I asked Sandy to share some of the differences between ministry and secular work that she is seeing after about seven months into the transition:
Pros of Ministry:
1. I am working toward something far more important than I could ever do in the secular world. (Even working in healthcare where you are physically healing people doesn’t compare to being part of spiritually healing someone).
2. There is cooperation among churches. I have been amazed to see how willing executives at other churches are to share their knowledge, procedures, programs, etc. Also, the sharing of a common goal leads us to all pray and want what is best for other churches.
3. I am surrounded by people who truly care about me and my family and who I truly care about.
4. I get to pray at work as much as I want.
5. There are a lot of people in ministry who have wide varieties of talents (i.e. Pastors who know marketing, volunteers who know graphic design, etc.) and they are willing to utilize in addition to their regular jobs or serving.
Cons of Ministry:
1. Things sometimes take a long time to get done (which I am working on)—for example, I have never been at a job for over 7 months without business cards.
2. Disciplinary action can be difficult because there is such a sense of family rather than business.
3. Written policies and procedures are far behind the secular world (at least where I came from).
4. Working weekends sometimes makes it hard to stay connected at home with family.
5. Past companies I have worked for were large enough to have strong IT departments.
I am grateful to Sandy for sharing her helpful observations.
Here are my thoughts about this subject, for those who dream of ministry or getting out of it:
Bloom where you are planted
It is easy to think the grass is greener and easier on the other side no matter which side we are on. Every job has challenging aspects.

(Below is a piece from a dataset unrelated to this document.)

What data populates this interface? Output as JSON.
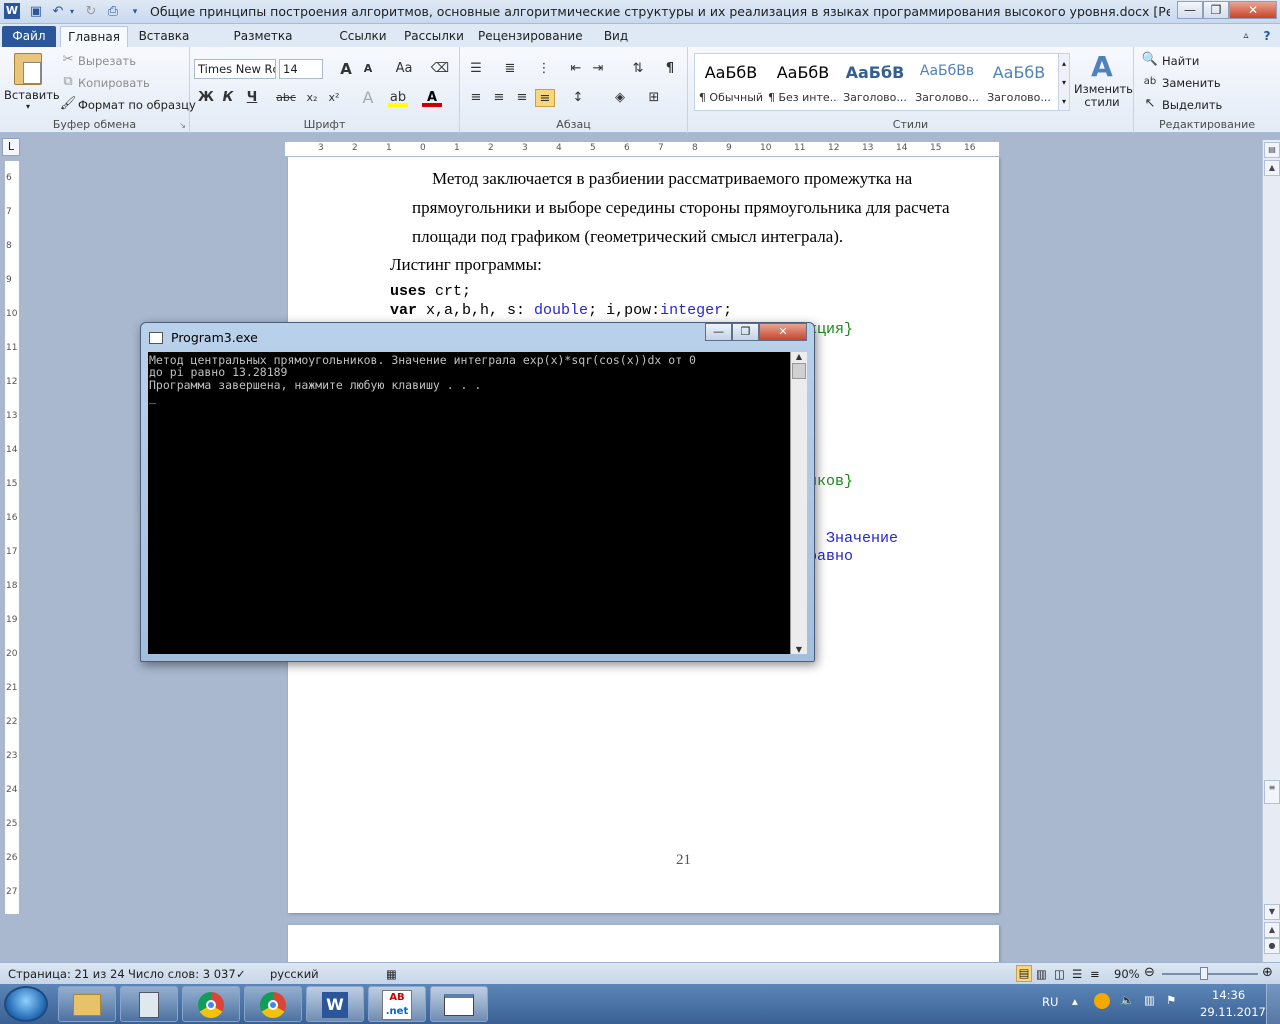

Younger people often enter ministry thinking it will be a continual spiritual high and that nothing will seem like real work. In fact, ministry work has much in common with the business world: there are bills to be paid, phones to be answered, financials to be analyzed, and policies to be created and implemented.
Make the most of where you are. Be like the Apostle Paul who wrote,
“I’ve learned to be content in whatever situation I’m in.” (Philippians 4:11 GW)

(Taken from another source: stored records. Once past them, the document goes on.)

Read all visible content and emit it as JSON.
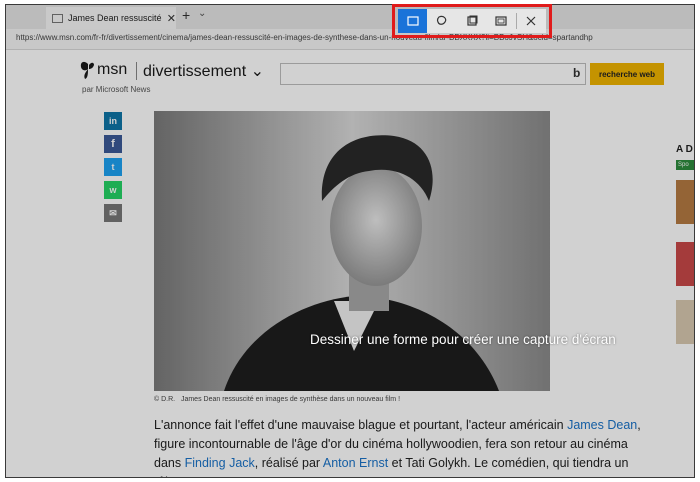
{
  "browser": {
    "tab_title": "James Dean ressuscité en images de synthèse dans un nouveau film !",
    "new_tab_symbol": "+",
    "tab_list_symbol": "⌄",
    "close_tab_symbol": "✕",
    "url": "https://www.msn.com/fr-fr/divertissement/cinema/james-dean-ressuscité-en-images-de-synthese-dans-un-nouveau-film/ar-BBXXXX?li=BBoJvSH&ocid=spartandhp"
  },
  "site": {
    "logo_text": "msn",
    "by_line": "par Microsoft News",
    "section_label": "divertissement",
    "section_chevron": "⌄",
    "search_placeholder": "",
    "bing_glyph": "b",
    "search_button": "recherche web"
  },
  "share": {
    "linkedin": "in",
    "facebook": "f",
    "twitter": "t",
    "whatsapp": "w",
    "email": "✉"
  },
  "article": {
    "caption_credit": "© D.R.",
    "caption_text": "James Dean ressuscité en images de synthèse dans un nouveau film !",
    "p1_a": "L'annonce fait l'effet d'une mauvaise blague et pourtant, l'acteur américain ",
    "p1_link1": "James Dean",
    "p1_b": ", figure incontournable de l'âge d'or du cinéma hollywoodien, fera son retour au cinéma dans ",
    "p1_link2": "Finding Jack",
    "p1_c": ", réalisé par ",
    "p1_link3": "Anton Ernst",
    "p1_d": " et Tati Golykh. Le comédien, qui tiendra un rôle"
  },
  "right_rail": {
    "heading": "A D",
    "tag": "Spo"
  },
  "snip": {
    "overlay_hint": "Dessiner une forme pour créer une capture d'écran",
    "modes": [
      "rectangle-snip",
      "freeform-snip",
      "window-snip",
      "fullscreen-snip"
    ],
    "active_mode": "rectangle-snip",
    "accent": "#1a73d9",
    "highlight_color": "#e01b1b"
  }
}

Salvation Doesn’t Mean Sainthood
We naturally expect more of Christians. But the fact is, believers are continually in the process of maturing, and sometimes the process seems very slow.
So don’t be surprised or dismayed in yourself or by other Christians. Instead, take the advice given to Timothy:
“Set an example for other followers by what you say and do, as well as by your love, faith, and purity.” (1 Timothy 4:12 CEV)
It’s All About Your Calling
The most important issue is God’s calling. What is God calling you to do?
Sandy experienced a very significant decrease in income when switching jobs. But following God’s calling was the key issue, not her salary. So remember, whether your job is secular or in ministry, , seeking God and following His call is the critical issue.